Havkin-Frenkel’s improvements for vanilla-growing include identifying genes for desirable traits such as disease resistance, and a much shorter curing process that is computerized, hands-free and doesn’t require sunlight drying.

“Traditionally, women check each bean by hand and if it’s not ready they put it back in the sun, a very labor-intensive process. My curing process takes two weeks instead of six or seven months. I’m trying to help people in other countries to use this dehumidifying method instead of the sun. They can even use electricity supplied by generators.”

She’s also working on accelerating vanilla’s long flowering process from three years to one year, and its fruit development from nine months to three or four months.

“If we can shorten flowering time, get more flowers per plant, and have fruit developing within a few months, that would be a huge advance but the genetics is complicated. We’ve also started trying to genetically manipulate vanilla to produce more vanillin, its main component.”

Don’t try this at home

In 2003, Havkin-Frenkel founded Bakto Flavors in New Jersey to carry out consulting and research on vanilla, oregano and other natural products in collaboration with Rutgers University and other top institutions around the world.

“Our work results in papers published in highly regarded publications and invitations to international seminars,” she says.

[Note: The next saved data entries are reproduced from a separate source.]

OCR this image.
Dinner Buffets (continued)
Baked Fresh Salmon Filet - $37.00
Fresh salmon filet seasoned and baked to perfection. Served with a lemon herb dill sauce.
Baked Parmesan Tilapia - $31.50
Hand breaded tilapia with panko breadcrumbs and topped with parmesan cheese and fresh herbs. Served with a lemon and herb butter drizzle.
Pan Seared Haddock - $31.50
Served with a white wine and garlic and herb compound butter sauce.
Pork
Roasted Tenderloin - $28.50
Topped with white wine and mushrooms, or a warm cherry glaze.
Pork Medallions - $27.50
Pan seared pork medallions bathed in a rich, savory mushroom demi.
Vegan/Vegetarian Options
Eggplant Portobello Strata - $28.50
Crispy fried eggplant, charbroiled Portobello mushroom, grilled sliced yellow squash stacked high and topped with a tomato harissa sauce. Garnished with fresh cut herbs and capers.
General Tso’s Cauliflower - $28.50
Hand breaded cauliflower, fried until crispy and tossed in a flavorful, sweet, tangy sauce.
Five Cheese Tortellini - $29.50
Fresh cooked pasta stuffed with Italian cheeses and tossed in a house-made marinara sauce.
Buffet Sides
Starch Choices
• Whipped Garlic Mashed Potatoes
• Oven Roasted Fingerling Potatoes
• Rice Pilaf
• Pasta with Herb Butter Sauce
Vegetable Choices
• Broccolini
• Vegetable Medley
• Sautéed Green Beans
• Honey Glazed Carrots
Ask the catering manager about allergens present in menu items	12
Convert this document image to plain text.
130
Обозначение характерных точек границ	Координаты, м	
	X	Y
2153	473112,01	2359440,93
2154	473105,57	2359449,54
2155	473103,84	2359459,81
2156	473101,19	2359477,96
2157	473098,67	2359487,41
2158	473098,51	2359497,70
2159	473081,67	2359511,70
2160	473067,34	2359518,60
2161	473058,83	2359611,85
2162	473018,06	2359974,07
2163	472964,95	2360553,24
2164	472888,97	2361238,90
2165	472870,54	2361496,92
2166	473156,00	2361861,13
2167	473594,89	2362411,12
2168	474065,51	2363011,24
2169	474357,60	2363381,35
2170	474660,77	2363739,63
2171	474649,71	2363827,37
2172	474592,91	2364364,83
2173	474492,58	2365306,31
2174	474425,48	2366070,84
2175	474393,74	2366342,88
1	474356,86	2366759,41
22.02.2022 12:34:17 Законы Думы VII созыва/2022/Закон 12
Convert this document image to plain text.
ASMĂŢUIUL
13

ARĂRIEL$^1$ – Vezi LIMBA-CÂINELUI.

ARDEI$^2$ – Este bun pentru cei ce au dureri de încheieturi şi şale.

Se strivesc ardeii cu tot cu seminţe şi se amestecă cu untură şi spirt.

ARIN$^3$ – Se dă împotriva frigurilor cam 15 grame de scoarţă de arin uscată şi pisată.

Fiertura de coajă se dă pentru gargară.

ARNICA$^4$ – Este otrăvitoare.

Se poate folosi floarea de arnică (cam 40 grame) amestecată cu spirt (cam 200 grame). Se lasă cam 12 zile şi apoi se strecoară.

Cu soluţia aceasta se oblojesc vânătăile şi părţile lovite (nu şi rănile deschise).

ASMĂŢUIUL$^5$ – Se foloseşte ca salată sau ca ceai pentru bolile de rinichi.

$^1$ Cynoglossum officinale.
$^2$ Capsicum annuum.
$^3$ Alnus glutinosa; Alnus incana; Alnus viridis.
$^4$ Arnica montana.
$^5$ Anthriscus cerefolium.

For the past decade, Bakto has been selling its own branded vinegars, flavored cane sugars and flavor extracts, including vanilla products using beans from Madagascar, Tanzania and Papua New Guinea.

With the proper expertise, vanilla can be raised almost anywhere, Havkin-Frenkel says, although she cautions home gardeners not to go out and buy vanilla plants.

“They can be diseased or they can be the wrong species and won’t flower. You need a lot of knowledge to get maximum yield.”